Press Enter or Space to select a node. You can then move the nodes using the arrow keys. Press Delete to delete or Escape to cancel.

Press Enter or Space to select edges. You can then press delete to remove it or escape to cancel.

Built for low-latency streaming.

Latency is important for voice agent applications. Voxtral TTS achieves a model delay of 70 ms for a typical input audio sample of 10 seconds and 500 characters, with a real-time factor (RTF) of approximately 9.7x. This model natively generates up to 2 minutes of audio, and the API handles generations of arbitrary length with smart interleaving.

Voxtral TTS architecture.

This model is a transformer-based autoregressive flow matching model built on Ministeral 3B. It consists of the following components:

3.4B Parameter Transformer Decoder Backbone
390M Flow Matching Acoustic Transformer
300M Neural Audio Codec (Symmetric Encoder/Decoder)
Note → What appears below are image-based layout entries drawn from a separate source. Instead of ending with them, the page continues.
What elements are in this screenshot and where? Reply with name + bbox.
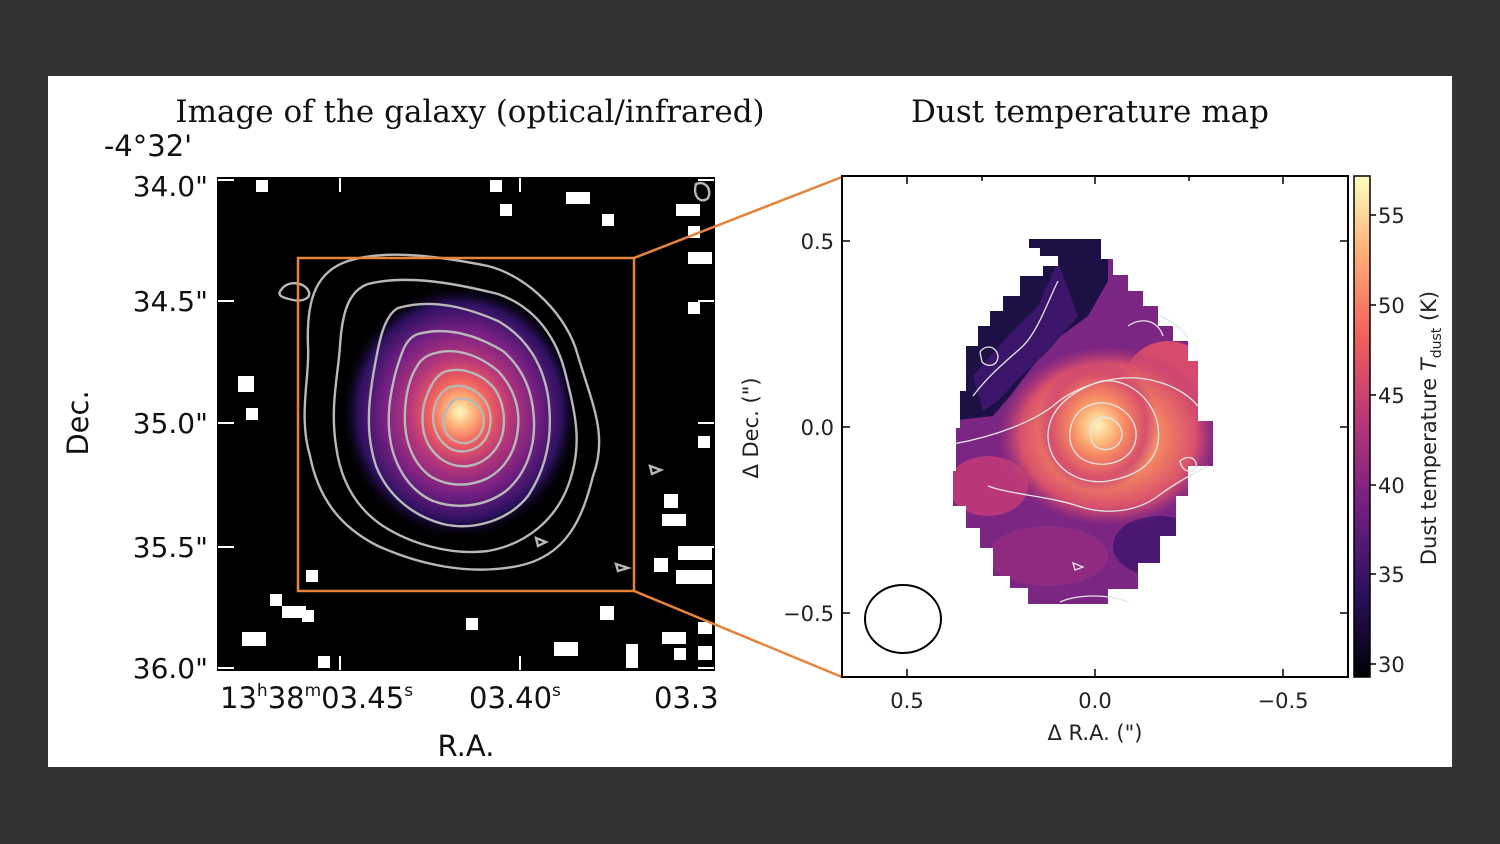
contour-3 (367, 302, 551, 528)
contour-4 (387, 330, 536, 507)
dust-contour (952, 377, 1199, 445)
left-x-tick-label-1: 13h38m03.45s (220, 681, 413, 715)
contour-6 (421, 368, 506, 468)
right-y-tick-label: 0.5 (801, 230, 834, 254)
noise-pixels (238, 180, 712, 668)
zoom-connector-bottom (633, 589, 843, 679)
dust-contour (1072, 561, 1085, 571)
right-x-tick-label: 0.5 (890, 689, 923, 713)
right-x-tick-label: 0.0 (1078, 689, 1111, 713)
contour-8 (442, 397, 485, 445)
beam-ellipse (864, 584, 942, 654)
right-x-axis-label: Δ R.A. (") (1048, 721, 1143, 745)
right-y-tick-label: 0.0 (801, 416, 834, 440)
dust-contour (972, 280, 1059, 397)
dust-contour (979, 346, 999, 367)
left-x-tick-label-2: 03.40s (469, 681, 561, 715)
colorbar-tick-label: 40 (1378, 474, 1405, 498)
colorbar-label: Dust temperature Tdust (K) (1417, 291, 1445, 565)
dust-contour (987, 465, 1209, 512)
zoom-connectors (633, 175, 843, 679)
right-y-tick-label: −0.5 (783, 602, 834, 626)
contour-blob-1 (278, 282, 311, 302)
figure: Image of the galaxy (optical/infrared) -… (61, 94, 1445, 763)
contour-blob-5 (614, 562, 632, 573)
right-x-tick-labels: 0.5 0.0 −0.5 (890, 689, 1308, 713)
left-y-axis-label: Dec. (61, 390, 95, 455)
slide: Image of the galaxy (optical/infrared) -… (48, 76, 1452, 767)
contour-7 (431, 384, 492, 453)
left-y-tick-label: 35.0" (133, 407, 208, 440)
left-y-tick-label: 35.5" (133, 531, 208, 564)
dust-contour (1089, 416, 1123, 451)
dust-contours (952, 280, 1209, 603)
right-y-tick-labels: 0.5 0.0 −0.5 (783, 230, 834, 626)
left-x-tick-label-3: 03.3 (654, 681, 719, 715)
colorbar-tick-label: 55 (1378, 204, 1405, 228)
dust-contour (1159, 315, 1189, 339)
left-y-tick-label: 34.0" (133, 170, 208, 203)
dust-map (841, 175, 1349, 678)
left-panel-title: Image of the galaxy (optical/infrared) (175, 94, 764, 130)
dust-contour (1069, 402, 1137, 465)
optical-image (217, 177, 715, 671)
contour-1 (303, 253, 601, 571)
colorbar-tick-label: 30 (1378, 653, 1405, 677)
contour-blob-4 (534, 536, 549, 548)
right-x-tick-label: −0.5 (1258, 689, 1309, 713)
contour-blob-3 (648, 464, 665, 476)
dust-contour (1179, 456, 1197, 472)
dust-contour (1059, 595, 1129, 603)
dust-contour (1127, 320, 1164, 337)
contour-5 (403, 349, 520, 486)
optical-contours (278, 181, 711, 573)
left-y-tick-label: 34.5" (133, 285, 208, 318)
left-x-axis-label: R.A. (438, 729, 495, 763)
zoom-connector-top (633, 175, 843, 260)
left-y-tick-labels: 34.0" 34.5" 35.0" 35.5" 36.0" (133, 170, 208, 685)
contour-blob-2 (693, 181, 711, 202)
dec-header: -4°32' (104, 129, 192, 163)
zoom-box (296, 256, 636, 593)
contour-2 (332, 278, 578, 554)
right-y-axis-label: Δ Dec. (") (739, 377, 763, 478)
colorbar-tick-label: 45 (1378, 384, 1405, 408)
colorbar: 30 35 40 45 50 55 Dust temperature Tdust… (1353, 175, 1445, 678)
left-ticks (218, 178, 714, 670)
colorbar-tick-label: 35 (1378, 563, 1405, 587)
colorbar-tick-label: 50 (1378, 294, 1405, 318)
left-y-tick-label: 36.0" (133, 652, 208, 685)
colorbar-tick-labels: 30 35 40 45 50 55 (1378, 204, 1405, 677)
dust-contour (1047, 380, 1160, 483)
colorbar-ticks (1370, 214, 1376, 665)
galaxy-glow (340, 284, 580, 540)
right-ticks (842, 176, 1348, 677)
right-panel-title: Dust temperature map (911, 94, 1269, 130)
colorbar-gradient (1353, 175, 1371, 678)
This model displays voice prompts (5 to 25 seconds) and text prompts in nine supported languages. For each audio frame, a transformer backbone predicts semantic tokens, and then a flow matching transformer performs 16 function evaluations (NFEs) to generate acoustic latencies.

We have developed an in-house codec that uses semantic VQ (8192 vocabulary) and acoustic FSQ (36 dims, 21 levels) latent to causally process audio and produce it at a frame rate of 12.5 Hz.

Power your enterprise voice workflow.

Voxtral TTS closes the loop on audio intelligence and provides an output layer for enterprise voice pipelines that passes human testing. Work with Voxtral Transcribe for full text-to-speech, or integrate with your existing text-to-speech or LLM stack for cross-language support.

workflow

customer support

Voice agents route and resolve queries across channels in a natural, on-brand voice. Deploy Voxtral TTS into your existing contact support call system for automated voice response and integrate the output into your existing workflows.